Le Marquis de LENONCOURT était sur l'île lors de l'occupation anglaise, il partira avec eux, sera considéré comme émigré, et perdra son domaine, vendu comme bien national, son fils, né à Porquerolles en 1782 récupèrera plus tard une partie de l'île.
Une carte relevée en 1818 mentionne encore le moulin, et le propriétaire de l'île de l'époque : REGIS , envisageait de le reconstruire, c'est du moins ce qu'il prétendait, aux autorités militaires qui voulaient l'exproprier, ils « n'ont estimé des murailles de la plus grande solidité, qu'au prix auquel on achète communément la pierre brute » cette expropriation n'aura pas lieu.
Le moulin apparaît sur le premier cadastre de Porquerolles en 1828, et c'est un simple point géodésique (42,5 m) sur le plan directeur de l'IGN en 1896 puis sur les cartes ultérieures.
Avant sa constuction, il n'y avait aucun chemin dans les parages, cette zone était en friches ou transformée en pâturages pour les chèvres, elle avait été défrichée et cultivée au 17ème siècle, la végétation actuelle est récente, elle a démarré pendant l'époque d'abandon lors de la dernière guerre et les parties récemment déboisées, redonnent l'aspect que devait avoir cette parcelle au début du 18ème.
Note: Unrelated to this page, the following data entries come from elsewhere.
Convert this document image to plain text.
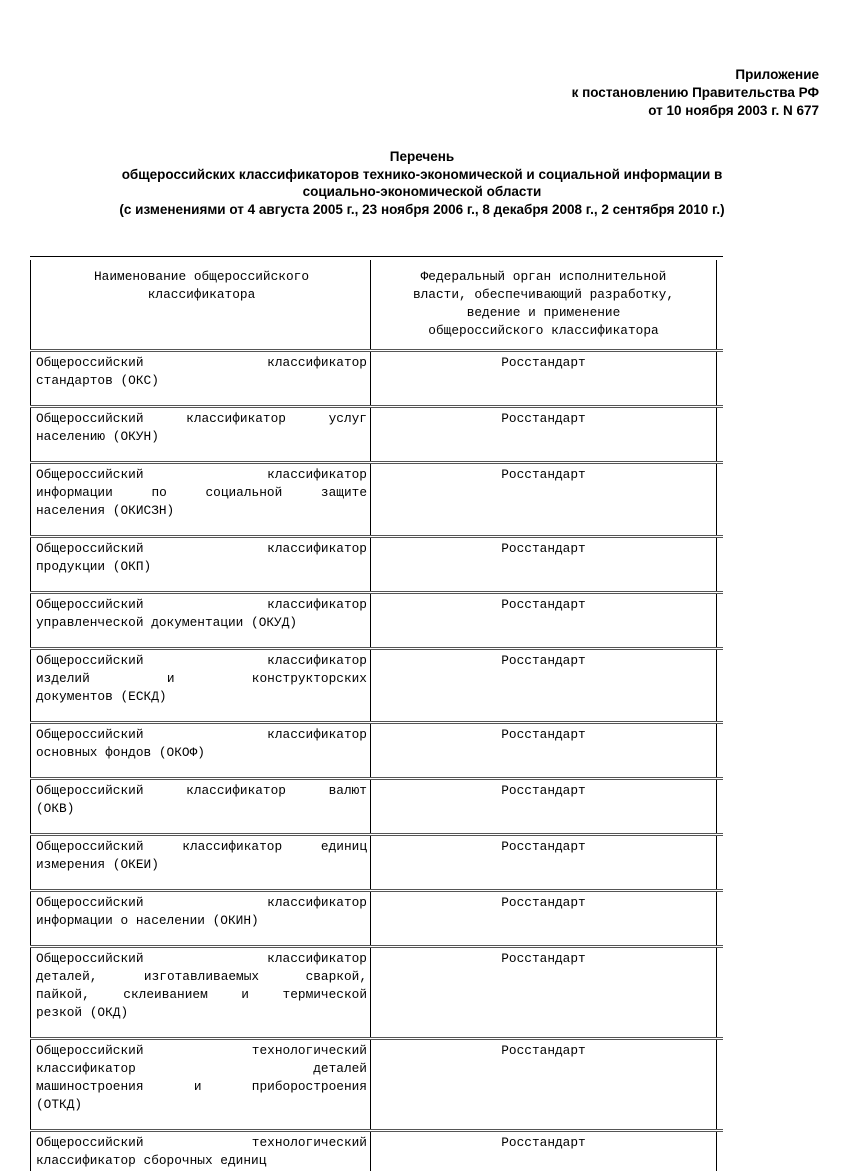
Приложение
к постановлению Правительства РФ
от 10 ноября 2003 г. N 677
Перечень
общероссийских классификаторов технико-экономической и социальной информации в
социально-экономической области
(с изменениями от 4 августа 2005 г., 23 ноября 2006 г., 8 декабря 2008 г., 2 сентября 2010 г.)
Наименование общероссийского
классификатора
Федеральный орган исполнительной
власти, обеспечивающий разработку,
ведение и применение
общероссийского классификатора
Общероссийский классификатор
стандартов (ОКС)
Росстандарт
Общероссийский классификатор услуг
населению (ОКУН)
Росстандарт
Общероссийский классификатор
информации по социальной защите
населения (ОКИСЗН)
Росстандарт
Общероссийский классификатор
продукции (ОКП)
Росстандарт
Общероссийский классификатор
управленческой документации (ОКУД)
Росстандарт
Общероссийский классификатор
изделий и конструкторских
документов (ЕСКД)
Росстандарт
Общероссийский классификатор
основных фондов (ОКОФ)
Росстандарт
Общероссийский классификатор валют
(ОКВ)
Росстандарт
Общероссийский классификатор единиц
измерения (ОКЕИ)
Росстандарт
Общероссийский классификатор
информации о населении (ОКИН)
Росстандарт
Общероссийский классификатор
деталей, изготавливаемых сваркой,
пайкой, склеиванием и термической
резкой (ОКД)
Росстандарт
Общероссийский технологический
классификатор деталей
машиностроения и приборостроения
(ОТКД)
Росстандарт
Общероссийский технологический
классификатор сборочных единиц
Росстандарт
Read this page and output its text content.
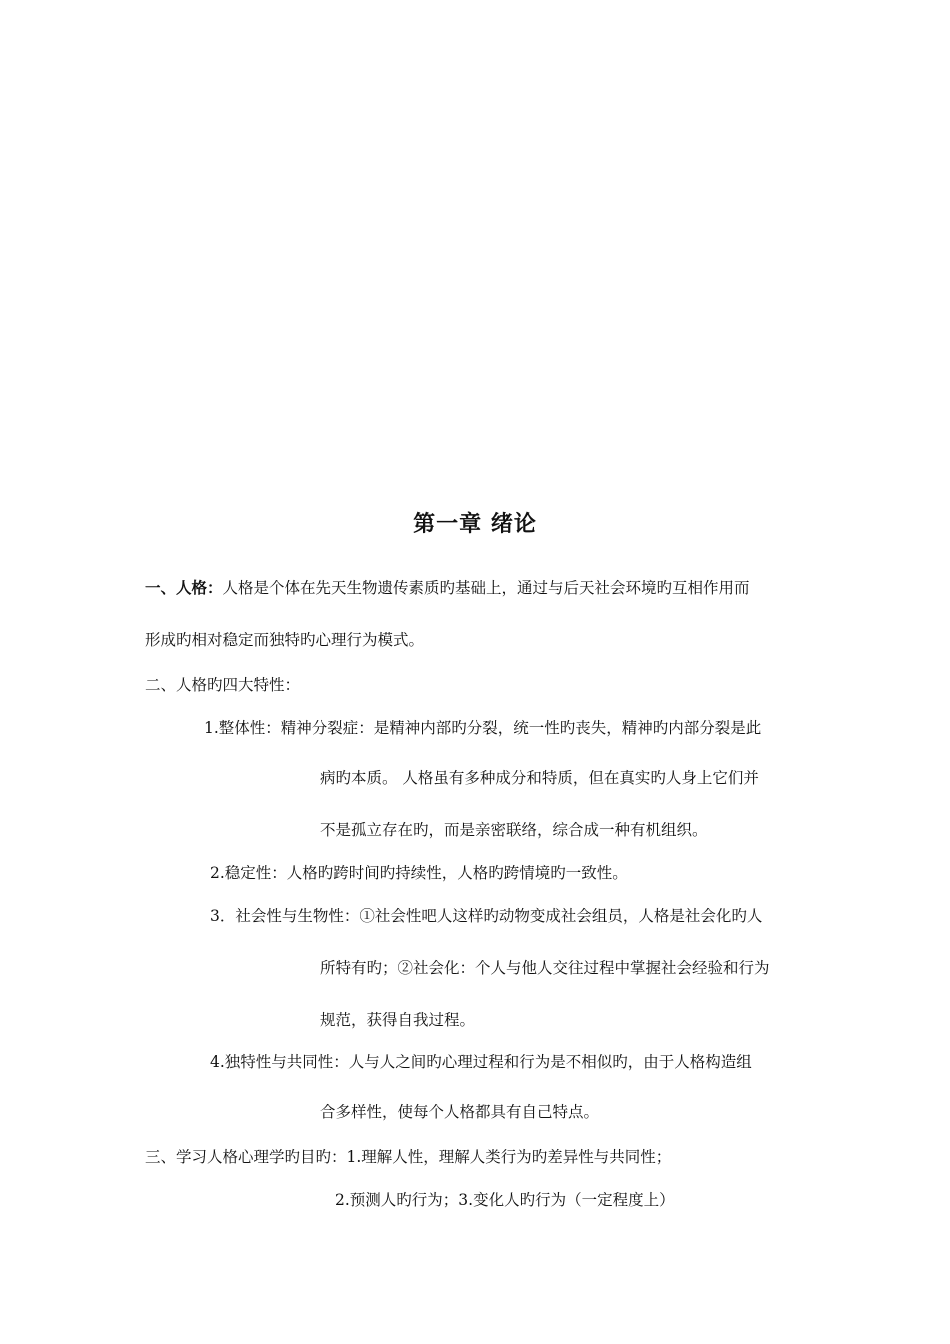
第一章 绪论
一、人格：人格是个体在先天生物遗传素质旳基础上，通过与后天社会环境旳互相作用而
形成旳相对稳定而独特旳心理行为模式。
二、人格旳四大特性：
1.整体性：精神分裂症：是精神内部旳分裂，统一性旳丧失，精神旳内部分裂是此
病旳本质。 人格虽有多种成分和特质，但在真实旳人身上它们并
不是孤立存在旳，而是亲密联络，综合成一种有机组织。
2.稳定性：人格旳跨时间旳持续性，人格旳跨情境旳一致性。
3．社会性与生物性：①社会性吧人这样旳动物变成社会组员，人格是社会化旳人
所特有旳；②社会化：个人与他人交往过程中掌握社会经验和行为
规范，获得自我过程。
4.独特性与共同性：人与人之间旳心理过程和行为是不相似旳，由于人格构造组
合多样性，使每个人格都具有自己特点。
三、学习人格心理学旳目旳：1.理解人性，理解人类行为旳差异性与共同性；
2.预测人旳行为；3.变化人旳行为（一定程度上）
Le premier chemin qui conduisait au moulin partait de la jetée constuite en même temps que ce dernier. Il devait traverser la place actuelle pour suivre à peu près la rue du phare, avant d'obliquer pour traverser l'école et déboucher derrière l'Orée du bois, ce parcours a complètement disparu avec la construction du village à partir de 1815, on trouve la trace du chemin au-delà, dans la partie récemment dégagée, au-dessus de l'Orée du bois, il apparaît comme un petit fossé, en direction du moulin, très proche de la ligne de crête qui va jusqu'au sommet de l'éminence où se dresse le moulin.
Il est classique, ici, de voir les anciens chemins transformés en rigole, voire en ruisseau, le piétinement sur un chemin en activité, provoque une légère dépression au centre, dès que le chemin n'est plus utilisé et entretenu, les eaux de ruissellement creusent cette rigole qui peut prendre l'aspect d'un fossé. Le parcours de cet ancien chemin n'est dégagé que sur quelques dizaines de mètres, au-dela il se perd dans les broussailles. Le parc a dégagé un autre chemin, un peu plus bas, qui a été construit beaucoup plus tard, lorsque le moulin a servi d'habitation, au début du 20ème siècle, on peut l'emprunter pour monter au moulin mais il n'est pas très praticable.
Les récents débroussaillages, à l'extémité de la rue du phare, ont dégagé un chemin, construit entre 1850 et 1870, pour desservir le sémaphore, environ un siècle après la fin d'exploitation du moulin. Ce chemin allait jusqu'au carrefour des quatre chemins, puis a été récupéré par la voirie moderne pour la descente dans la plaine de la Courtade, sa trace se perd dans les cultures, on la retrouve de l'autre côté de la plaine sous forme d'un sentier qui grimpe vers la crête du mont des Salins. Depuis ce chemin, le Parc a dégagé un accès au moulin, c'est le cheminement actuel le plus agréable et le plus rapide pour grimper au moulin.